Besides hunting down their prey, they also meet their dietary requirements from scavenging. Older lions who can no longer hunt tend to depend solely on scavenging.
After a successful hunt, vibrant, adult males of the pride eat first. They are followed by lionesses and cubs, with older lions eating last.
Lions need 5kg to 7kg daily of meat daily and are known to feed every 3 to 4 days. They can, however, go without a meal for a week, after which they can eat about 50kg of meat in one seating.
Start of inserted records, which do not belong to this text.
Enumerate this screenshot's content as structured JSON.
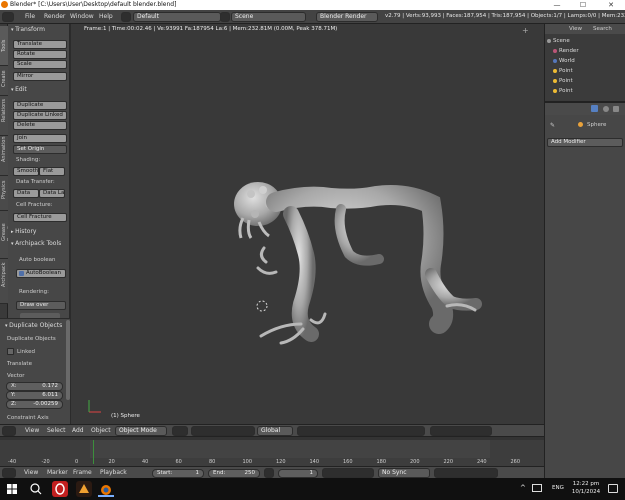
{
  "titlebar": {
    "title": "Blender* [C:\\Users\\User\\Desktop\\default blender.blend]",
    "minimize": "—",
    "maximize": "☐",
    "close": "✕"
  },
  "infobar": {
    "menus": [
      "File",
      "Render",
      "Window",
      "Help"
    ],
    "layout": "Default",
    "scene": "Scene",
    "engine": "Blender Render",
    "stats": "v2.79 | Verts:93,993 | Faces:187,954 | Tris:187,954 | Objects:1/7 | Lamps:0/0 | Mem:232.8M"
  },
  "tabs": [
    "Tools",
    "Create",
    "Relations",
    "Animation",
    "Physics",
    "Grease Pencil",
    "Archipack"
  ],
  "toolshelf": {
    "transform_header": "Transform",
    "transform": [
      "Translate",
      "Rotate",
      "Scale"
    ],
    "mirror": "Mirror",
    "edit_header": "Edit",
    "edit": [
      "Duplicate",
      "Duplicate Linked",
      "Delete"
    ],
    "join": "Join",
    "set_origin": "Set Origin",
    "shading_label": "Shading:",
    "shading": [
      "Smooth",
      "Flat"
    ],
    "data_transfer_label": "Data Transfer:",
    "data_transfer": [
      "Data",
      "Data La"
    ],
    "cell_fracture_label": "Cell Fracture:",
    "cell_fracture": "Cell Fracture",
    "history_header": "History",
    "archipack_header": "Archipack Tools",
    "auto_boolean": "Auto boolean",
    "autoboolean_btn": "AutoBoolean",
    "rendering_label": "Rendering:",
    "draw_over": "Draw over"
  },
  "operator": {
    "header": "Duplicate Objects",
    "sub": "Duplicate Objects",
    "linked": "Linked",
    "translate": "Translate",
    "vector": "Vector",
    "x_label": "X:",
    "x": "0.172",
    "y_label": "Y:",
    "y": "6.011",
    "z_label": "Z:",
    "z": "-0.00259",
    "constraint": "Constraint Axis"
  },
  "viewport": {
    "info": "Frame:1 | Time:00:02.46 | Ve:93991 Fa:187954 La:6 | Mem:232.81M (0.00M, Peak 378.71M)",
    "object": "(1) Sphere"
  },
  "outliner": {
    "view": "View",
    "search": "Search",
    "items": [
      "Scene",
      "Render",
      "World",
      "Point",
      "Point",
      "Point"
    ]
  },
  "properties": {
    "object": "Sphere",
    "add_modifier": "Add Modifier"
  },
  "view3d_header": {
    "menus": [
      "View",
      "Select",
      "Add",
      "Object"
    ],
    "mode": "Object Mode",
    "orientation": "Global"
  },
  "timeline": {
    "ticks": [
      "-40",
      "-20",
      "0",
      "20",
      "40",
      "60",
      "80",
      "100",
      "120",
      "140",
      "160",
      "180",
      "200",
      "220",
      "240",
      "260",
      "280"
    ],
    "menus": [
      "View",
      "Marker",
      "Frame",
      "Playback"
    ],
    "start_label": "Start:",
    "start": "1",
    "end_label": "End:",
    "end": "250",
    "current": "1",
    "sync": "No Sync"
  },
  "taskbar": {
    "lang": "ENG",
    "time": "12:22 pm",
    "date": "10/1/2024"
  },
  "colors": {
    "accent": "#5680c2",
    "blender_orange": "#ea7600",
    "playhead": "#3c8f3c"
  }
}
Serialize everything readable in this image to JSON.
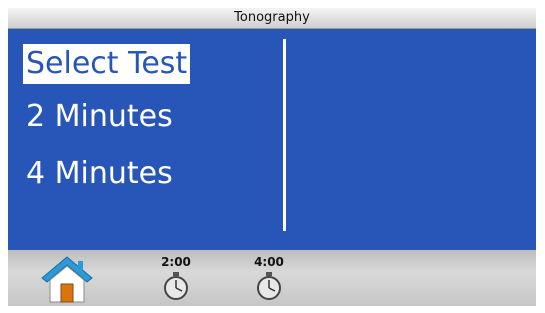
{
  "window": {
    "title": "Tonography"
  },
  "menu": {
    "items": [
      {
        "label": "Select Test",
        "selected": true
      },
      {
        "label": "2 Minutes",
        "selected": false
      },
      {
        "label": "4 Minutes",
        "selected": false
      }
    ]
  },
  "toolbar": {
    "home_icon": "home-icon",
    "timers": [
      {
        "label": "2:00",
        "icon": "stopwatch-icon"
      },
      {
        "label": "4:00",
        "icon": "stopwatch-icon"
      }
    ]
  },
  "colors": {
    "accent_blue": "#2756b8",
    "house_roof": "#2b9ad8",
    "house_body": "#ffffff",
    "house_door": "#d9750f"
  }
}
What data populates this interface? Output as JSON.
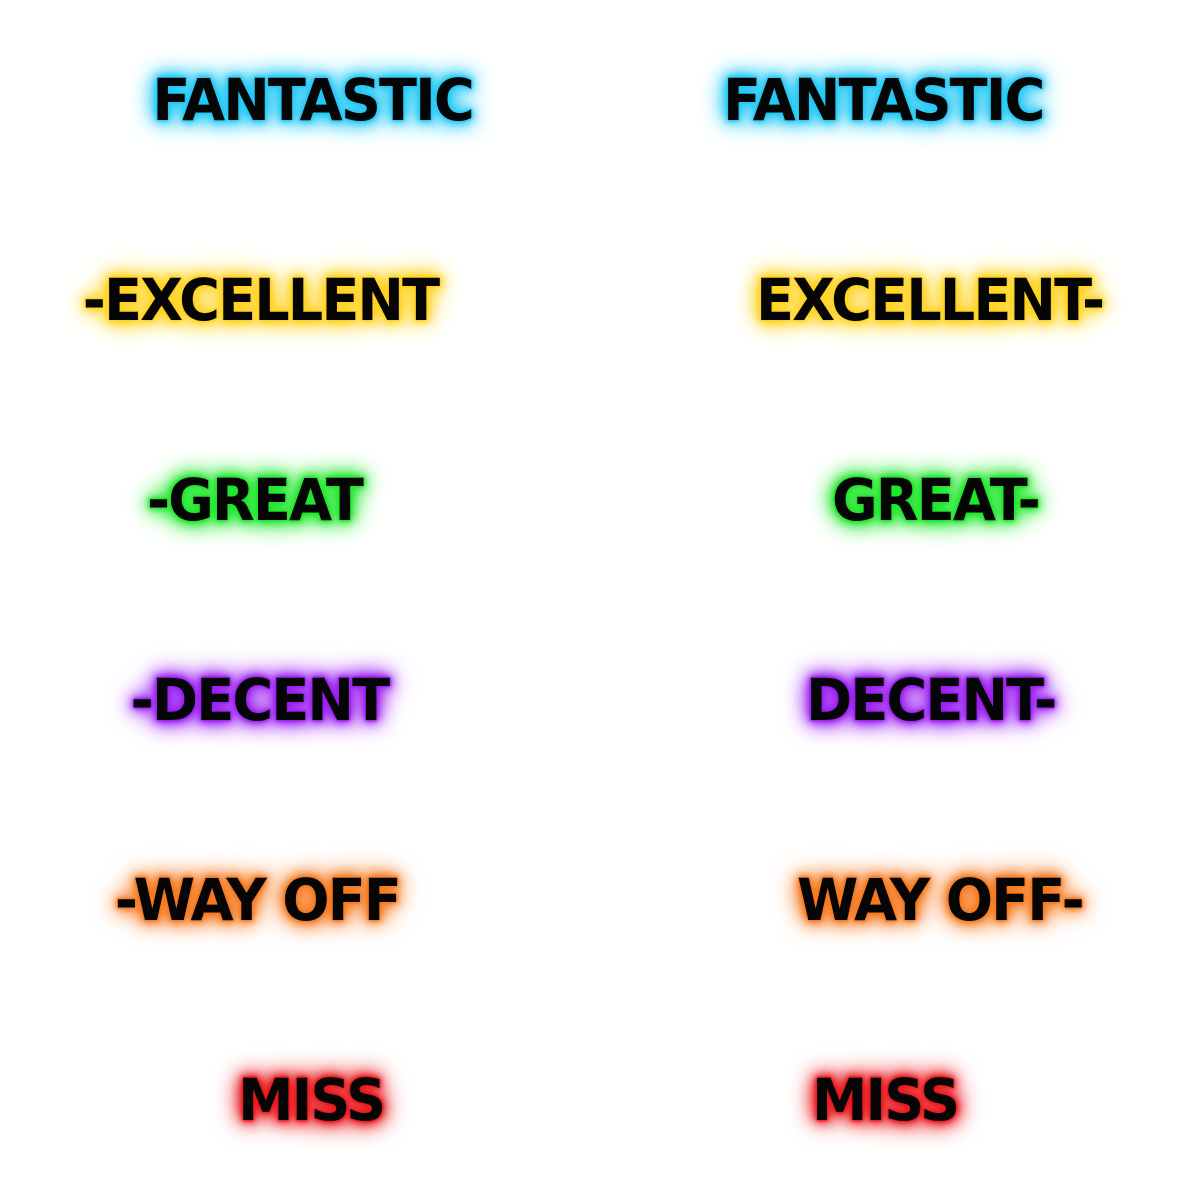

Lions can drink water daily when available but can go 4-5 days without it. During this time, they obtain moisture from recently eaten food.
These mammals have strong, sharp teeth to tear meat and rough tongues to aid in peeling the skin off their prey to get to the fleshy bits.
Behaviour & lifestyle
Lions dedicate a few hours for hunting in a typical day and sleep the rest of the time.
Quite the social animals, lions, live in groups, with a pride of lions consisting of about six related females, their offspring, and two to three resident males.
The males join a pride from different locations, characteristic of fission-fusion societies, with daughters being adopted into their mother’s pride.
Lions have multiple ways of communicating. They can meow, growl, snarl, and purr. They also use facial expressions, licking, head rubbing as well as visual and chemical marking to communicate amongst themselves.
They hunt collaboratively. Usually, a pride of lions will circle a herd of prey, driving a victim into an ambush. The hiding lions, usually the females, then attack the target from the front or the side.
Fun lion facts
- A lions roar can be heard 8kms away
- Lions are the only big cats that live in groups. Lionesses even help other mothers take care of their young
- Lion cubs weigh 1.5kgs at birth and have blue eyes
- The heaviest lion on record grew to 375kgs
- A lion can happily sleep for 20 hours a day
- Male lions can kill cubs to encourage their mother to mate
- A lion’s heels never touch the ground as it walks
- Despite its weight, a lion can run short bursts of 80kmph and can leap 20 feet
King of the Savannah vs. King of the Jungle
The lion was likely christened as king of the jingle due to its sheer size, might, and its position in the food chain.
Befitting as it is, the lion’s habitat is more of savannah than the jungle.
King of the savannah is unlikely to catch on, but one thing is for sure: the lion is the mighty king of the wild.